With a working internet connection, I downloaded the latest Palm Desktop for my Zire 31. The package installed quite nicely and ran like a charm, but absolutely refused to sync with the Palm device. For some reason it thinks it’s connected via a serial cable to COM1, which is not the case. I do not see any settings that can be changed to get it recognize that it’s connected through a USB port, so the Palm device is just dead weight at this point as far as my laptop is concerned. I’m either going to have to live without it or start synching with my desktop machine. I’ll probably opt for the latter - a fix from Microsoft and Palm do not appear to be in the immediate future and the Vista forums only report the existence of the problem with no solution provided.

Macromedia MX 2004 Suite installed cleanly and runs just as well as it did under XP. I was able to restore my sites from a backup copy on an external drive and it was just a matter of setting up the remote server connection to pick up exactly where I had left off earlier today.

Office 2007 Beta 2 also installed cleanly and ran like a charm. I was unable to locate the converter packs for Office 2003 and earlier, but perhaps this was just because I didn’t have an earlier version installed.

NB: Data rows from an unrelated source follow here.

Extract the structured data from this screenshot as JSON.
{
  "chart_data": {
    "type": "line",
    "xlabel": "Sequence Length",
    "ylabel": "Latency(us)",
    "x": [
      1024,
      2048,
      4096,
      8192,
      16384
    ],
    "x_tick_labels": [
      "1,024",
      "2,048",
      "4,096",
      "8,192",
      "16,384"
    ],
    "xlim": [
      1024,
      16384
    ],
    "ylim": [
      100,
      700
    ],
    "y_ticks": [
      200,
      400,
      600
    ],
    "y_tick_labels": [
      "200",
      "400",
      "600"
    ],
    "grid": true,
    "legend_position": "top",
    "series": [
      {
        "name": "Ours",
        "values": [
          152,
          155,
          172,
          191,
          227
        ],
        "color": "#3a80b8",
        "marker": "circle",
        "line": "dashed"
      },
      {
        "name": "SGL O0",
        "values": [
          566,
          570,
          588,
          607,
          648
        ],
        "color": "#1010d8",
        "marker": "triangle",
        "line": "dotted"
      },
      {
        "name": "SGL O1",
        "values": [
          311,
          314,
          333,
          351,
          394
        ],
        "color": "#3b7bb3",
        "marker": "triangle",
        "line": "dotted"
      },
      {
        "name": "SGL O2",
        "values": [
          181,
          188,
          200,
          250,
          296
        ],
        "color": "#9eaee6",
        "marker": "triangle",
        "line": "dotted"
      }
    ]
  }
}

 One issue that cropped up early on was my USB optical mouse. Vista recognized the device and installed a PnP driver with no problem. However the mouse configuration utility that it also installed (ico.exe) immediately pegged the processor to 100% usage and refused to come down. Lowering the process’s priority only served to allow other applications to have first dibs on the processor cycles, but usage remained at 100%. As soon as I killed the process, processor usage dropped to 1% to 2% and I did not find any change in the mouse’s functionality.

I’m still waiting on my own copy of Vista to appear from the good folks at Redmond (it’s only been close to 9 weeks since I ordered it). In the interim, I’m using a friend’s CD (the beta license allows installation on 10 computers, so I’m legal as far as I know) and everything else seems to be working quite well. Since school starts up on Monday, it’s going to get quite a workout over the next few weeks.